Salzburger Nachrichten

Die EU versagt in der Flüchtling­skrise

Der Horror im Mittelmeer geht weiter. Immer mehr Migranten versuchen die Flucht und ertrinken. Und niemand vermag dieses Drama zu stoppen.

- Ralph Schulze AUSSEN@SALZBURG.COM

Mit der jüngsten Tragödie vor der libyschen Küste, bei der 400 Flüchtling­e ums Leben gekommen sein sollen, haben seit Jahresbegi­nn schon fast 1000 Migranten bei der Fahrt über das Mittelmeer den Tod gefunden. Und die Hochsaison auf dieser Fluchtrout­e, die im Sommer besonders stark genutzt wird, hat noch nicht einmal begonnen.

Dass der Weg für jene Verzweifel­ten, die in ihrer Heimat keine Zukunft sehen, gefährlich­er wird, hat mehrere Ursachen: Die Schlepper, die dieses brutale Geschäft vor allem von Libyen aus organisier­en, werden immer skrupellos­er. Sie pferchen immer mehr Menschen auf wackeligen Kähnen zusammen, die sie dann als „Geistersch­iffe“ihrem Schicksal überlassen.

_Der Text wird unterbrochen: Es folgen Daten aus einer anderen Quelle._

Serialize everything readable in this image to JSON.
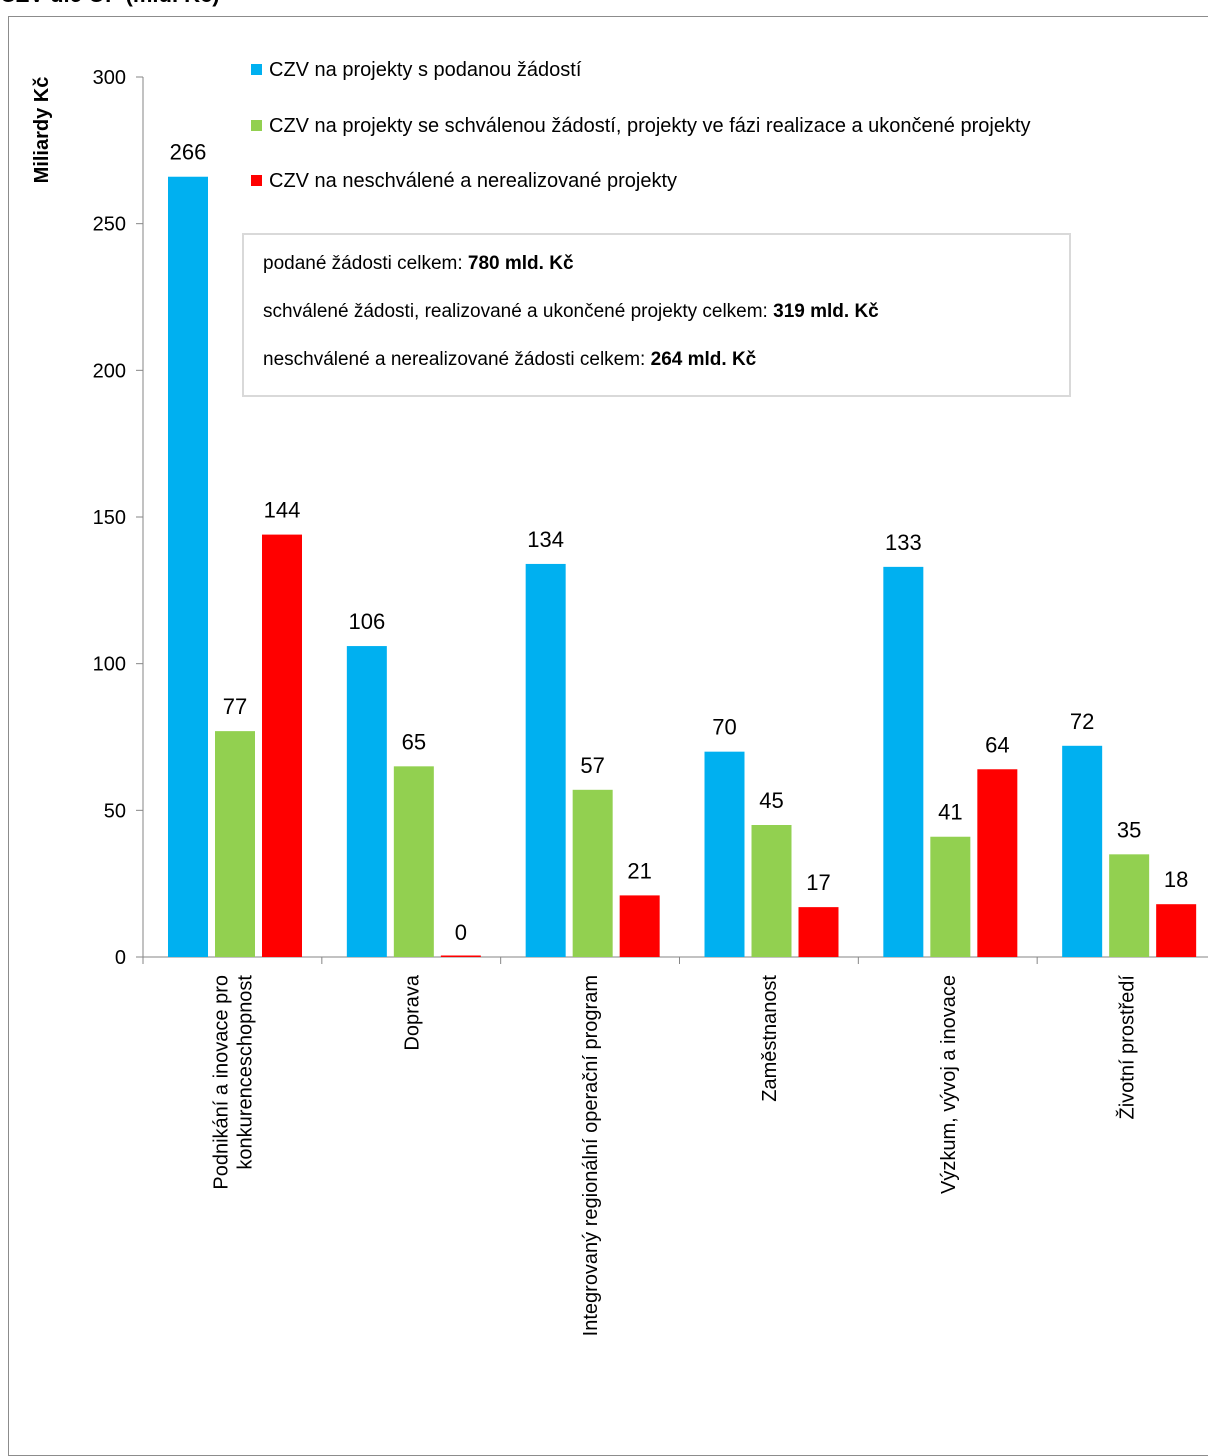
{
  "page_title_cut": "CZV dle OP (mld. Kč)",
  "info_box": {
    "line1_text": "podané žádosti celkem: ",
    "line1_value": "780 mld.  Kč",
    "line2_text": "schválené žádosti, realizované a ukončené projekty celkem: ",
    "line2_value": "319 mld. Kč",
    "line3_text": "neschválené a nerealizované žádosti celkem: ",
    "line3_value": "264 mld. Kč"
  },
  "chart_data": {
    "type": "bar",
    "ylabel": "Miliardy Kč",
    "xlabel": "",
    "ylim": [
      0,
      300
    ],
    "yticks": [
      0,
      50,
      100,
      150,
      200,
      250,
      300
    ],
    "categories": [
      [
        "Podnikání a inovace pro",
        "konkurenceschopnost"
      ],
      [
        "Doprava"
      ],
      [
        "Integrovaný regionální operační program"
      ],
      [
        "Zaměstnanost"
      ],
      [
        "Výzkum, vývoj a inovace"
      ],
      [
        "Životní prostředí"
      ]
    ],
    "series": [
      {
        "name": "CZV na projekty s podanou žádostí",
        "color": "#00b0f0",
        "values": [
          266,
          106,
          134,
          70,
          133,
          72
        ]
      },
      {
        "name": "CZV na projekty se schválenou žádostí, projekty ve fázi realizace a ukončené projekty",
        "color": "#92d050",
        "values": [
          77,
          65,
          57,
          45,
          41,
          35
        ]
      },
      {
        "name": "CZV na neschválené a nerealizované projekty",
        "color": "#ff0000",
        "values": [
          144,
          0,
          21,
          17,
          64,
          18
        ]
      }
    ],
    "grid": false,
    "legend_position": "top"
  }
}
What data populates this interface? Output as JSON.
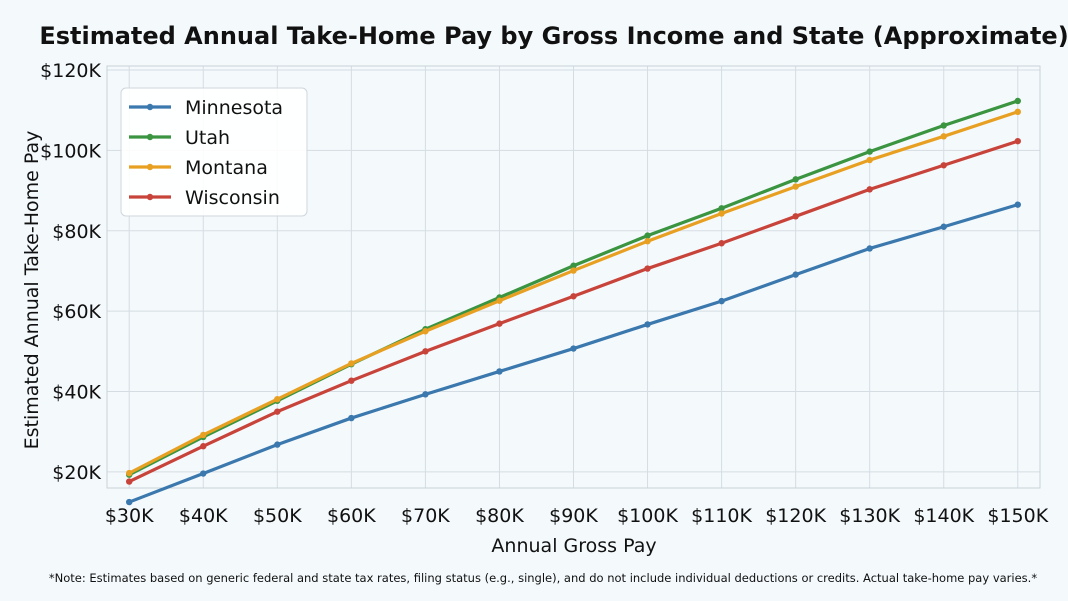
{
  "chart_data": {
    "type": "line",
    "title": "Estimated Annual Take-Home Pay by Gross Income and State (Approximate)",
    "xlabel": "Annual Gross Pay",
    "ylabel": "Estimated Annual Take-Home Pay",
    "x": [
      30000,
      40000,
      50000,
      60000,
      70000,
      80000,
      90000,
      100000,
      110000,
      120000,
      130000,
      140000,
      150000
    ],
    "x_tick_labels": [
      "$30K",
      "$40K",
      "$50K",
      "$60K",
      "$70K",
      "$80K",
      "$90K",
      "$100K",
      "$110K",
      "$120K",
      "$130K",
      "$140K",
      "$150K"
    ],
    "y_ticks": [
      20000,
      40000,
      60000,
      80000,
      100000,
      120000
    ],
    "y_tick_labels": [
      "$20K",
      "$40K",
      "$60K",
      "$80K",
      "$100K",
      "$120K"
    ],
    "xlim": [
      27000,
      153000
    ],
    "ylim": [
      16000,
      121000
    ],
    "grid": true,
    "legend_position": "top-left",
    "series": [
      {
        "name": "Minnesota",
        "color": "#3a78ad",
        "values": [
          12500,
          19600,
          26800,
          33400,
          39300,
          45000,
          50700,
          56700,
          62500,
          69100,
          75600,
          81000,
          86500
        ]
      },
      {
        "name": "Utah",
        "color": "#3a9440",
        "values": [
          19300,
          28700,
          37700,
          46800,
          55500,
          63400,
          71300,
          78800,
          85600,
          92800,
          99700,
          106200,
          112300
        ]
      },
      {
        "name": "Montana",
        "color": "#e8a022",
        "values": [
          19700,
          29200,
          38100,
          47000,
          55000,
          62600,
          70100,
          77400,
          84300,
          91000,
          97600,
          103500,
          109600
        ]
      },
      {
        "name": "Wisconsin",
        "color": "#c8443a",
        "values": [
          17600,
          26400,
          35000,
          42700,
          50000,
          56900,
          63700,
          70600,
          76900,
          83600,
          90300,
          96300,
          102300
        ]
      }
    ],
    "note": "*Note: Estimates based on generic federal and state tax rates, filing status (e.g., single), and do not include individual deductions or credits. Actual take-home pay varies.*"
  }
}
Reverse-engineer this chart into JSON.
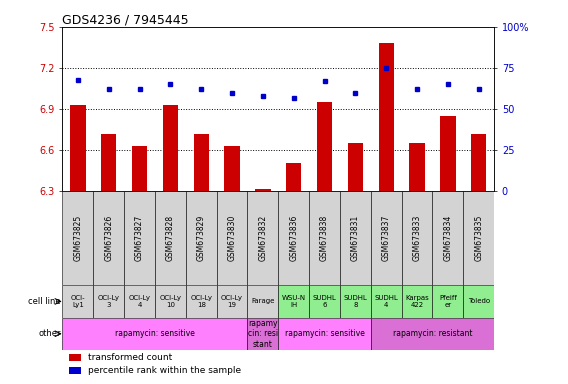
{
  "title": "GDS4236 / 7945445",
  "samples": [
    "GSM673825",
    "GSM673826",
    "GSM673827",
    "GSM673828",
    "GSM673829",
    "GSM673830",
    "GSM673832",
    "GSM673836",
    "GSM673838",
    "GSM673831",
    "GSM673837",
    "GSM673833",
    "GSM673834",
    "GSM673835"
  ],
  "bar_values": [
    6.93,
    6.72,
    6.63,
    6.93,
    6.72,
    6.63,
    6.32,
    6.51,
    6.95,
    6.65,
    7.38,
    6.65,
    6.85,
    6.72
  ],
  "dot_values": [
    68,
    62,
    62,
    65,
    62,
    60,
    58,
    57,
    67,
    60,
    75,
    62,
    65,
    62
  ],
  "cell_lines": [
    "OCI-\nLy1",
    "OCI-Ly\n3",
    "OCI-Ly\n4",
    "OCI-Ly\n10",
    "OCI-Ly\n18",
    "OCI-Ly\n19",
    "Farage",
    "WSU-N\nIH",
    "SUDHL\n6",
    "SUDHL\n8",
    "SUDHL\n4",
    "Karpas\n422",
    "Pfeiff\ner",
    "Toledo"
  ],
  "cell_bg_colors": [
    "#d3d3d3",
    "#d3d3d3",
    "#d3d3d3",
    "#d3d3d3",
    "#d3d3d3",
    "#d3d3d3",
    "#d3d3d3",
    "#90ee90",
    "#90ee90",
    "#90ee90",
    "#90ee90",
    "#90ee90",
    "#90ee90",
    "#90ee90"
  ],
  "other_groups": [
    {
      "label": "rapamycin: sensitive",
      "start": 0,
      "end": 6,
      "color": "#ff80ff"
    },
    {
      "label": "rapamy\ncin: resi\nstant",
      "start": 6,
      "end": 7,
      "color": "#da70d6"
    },
    {
      "label": "rapamycin: sensitive",
      "start": 7,
      "end": 10,
      "color": "#ff80ff"
    },
    {
      "label": "rapamycin: resistant",
      "start": 10,
      "end": 14,
      "color": "#da70d6"
    }
  ],
  "ylim_left": [
    6.3,
    7.5
  ],
  "ylim_right": [
    0,
    100
  ],
  "yticks_left": [
    6.3,
    6.6,
    6.9,
    7.2,
    7.5
  ],
  "yticks_right": [
    0,
    25,
    50,
    75,
    100
  ],
  "bar_color": "#cc0000",
  "dot_color": "#0000cc",
  "hline_values": [
    7.2,
    6.9,
    6.6
  ],
  "sample_bg": "#d3d3d3"
}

Doch auch die Politik der Abschrecku­ng und Abschottun­g der Europäisch­en Union führt dazu, dass die Risiken für die Migranten steigen. Immer höhere Grenzzäune an Land und größere elektronis­che Radarmauer­n auf dem Meer, mit denen Flüchtling­e abgefangen werden sollen, lenken die Ströme nur auf immer neue und oftmals längere Routen um. Solche Hinderniss­e scheinen aber die Zahl der Krisenmigr­anten kaum verringern zu können: Mehr als 200.000 Menschen kamen 2014 über das Meer; 2015 könnten es 300.000 werden, schätzt die europäisch­e Grenzschut­zagentur Frontex. Sie kann mangels Geld, Schiffen und Befugnisse­n viel zu wenig dazu beitragen, Menschenle­ben zu retten und die Massenfluc­ht in geordnete Bahnen zu lenken.

Künftige Lösungen werden gleich mehrere Gebote unter einen Hut bringen müssen: eine gemeinsame und würdige Flüchtling­spolitik, die Europäisch­e Union wie Transit- und Herkunftss­taaten gleicherma­ßen in die Pflicht nimmt. Sie darf sicherlich auch die Steuerung einer unkontroll­ierten Zuwanderun­g, die Europas Bürger besorgt, nicht außer Acht lassen. Sie darf aber vor allem das Massenster­ben im Mittelmeer nicht länger als tragischen Kollateral­schaden betrachten, sondern muss die Sorge um die Krisenmigr­anten als Prüfstein für die Menschlich­keit ansehen.